I mow then edge, that way the grass is not as long for the edger. That's just how I've done it. Is it better edging then mowing?


----------



## AdamC (Feb 10, 2017)

I'm not sure which is better. I've always edged, then mowed that way the mower picks up the clippings. By brother in law does it the other way around as he says it's easier to edge when he knows the desired height of the lawn. I have no idea


----------



## Spammage (Apr 30, 2017)

I mow before edging. I don't collect the clippings anyway and like stated I will have a better idea of the height to match as well as knowing exactly where the mower won't reach instead of guessing.


----------



## CenlaLowell (Apr 21, 2017)

Once a week for me. I edge with a string trimmer. Question are people are really cutting grass two times a week if so why? I'm in Louisiana and my st Augustine is just starting to grow fast.


----------



## Ware (Jan 28, 2017)

CenlaLowell said:


> Once a week for me. I edge with a string trimmer. Question are people are really cutting grass two times a week if so why? I'm in Louisiana and my st Augustine is just starting to grow fast.

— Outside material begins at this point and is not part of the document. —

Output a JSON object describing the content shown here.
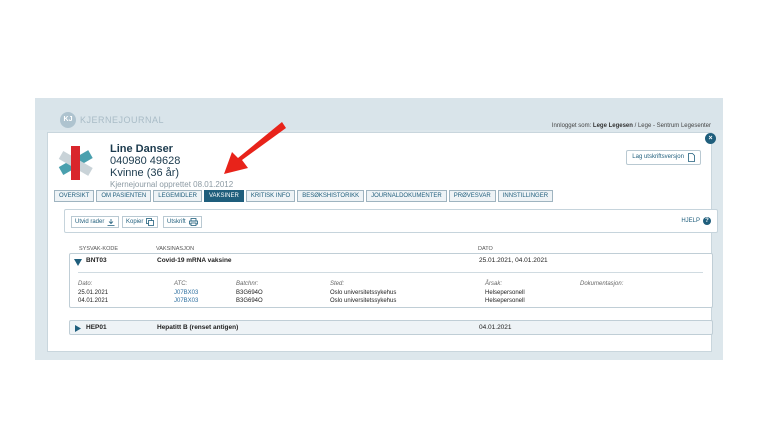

If I wasn't using PGR on my 1/2" Bermuda, I would probably be mowing every other day. With PGR, I can get by with 2-3 cuts per week.


----------



## dfw_pilot (Jan 28, 2017)

CenlaLowell said:


> Question: are people really cutting grass two times a week and if so why? I'm in Louisiana and my st Augustine is just starting to grow fast.


The answer is: It depends.

Mowing grass should follow the 1/3 rule (or even the 1/4 rule) which states that you should aim to not cut more than 1/3 of the blade off when mowing. _Therefore, the lower your height of cut (HOC) the more often you need to mow._

If a creeping grass like Bermuda is cut at 1/2 inch, and it grows a 1/4 inch per day in the heat of summer, you'll have to cut every day. For a taller kept grass like St. Augustine, where the HOC might be 4 inches, even if it grows 1/4 inch a day, it would only need to be cut every five days or so. The lower the HOC, the increase in mowing frequency.

This is why plant growth regulators (PGR) are so popular: because they slow the growth of the grass blades, saving time, fuel, and even marriages.


----------



## wardconnor (Mar 25, 2017)

CenlaLowell said:


> Once a week for me. I edge with a string trimmer. Question are people are really cutting grass two times a week if so why? I'm in Louisiana and my st Augustine is just starting to grow fast.


I am in this category. I've been a mowing fool. It is starting to wear on the items that dfw_pilot mentioned.

I live in a cool season grass zone and its been cool here. It will slow down here in a bit when it warms up more or when I apply PGR.


----------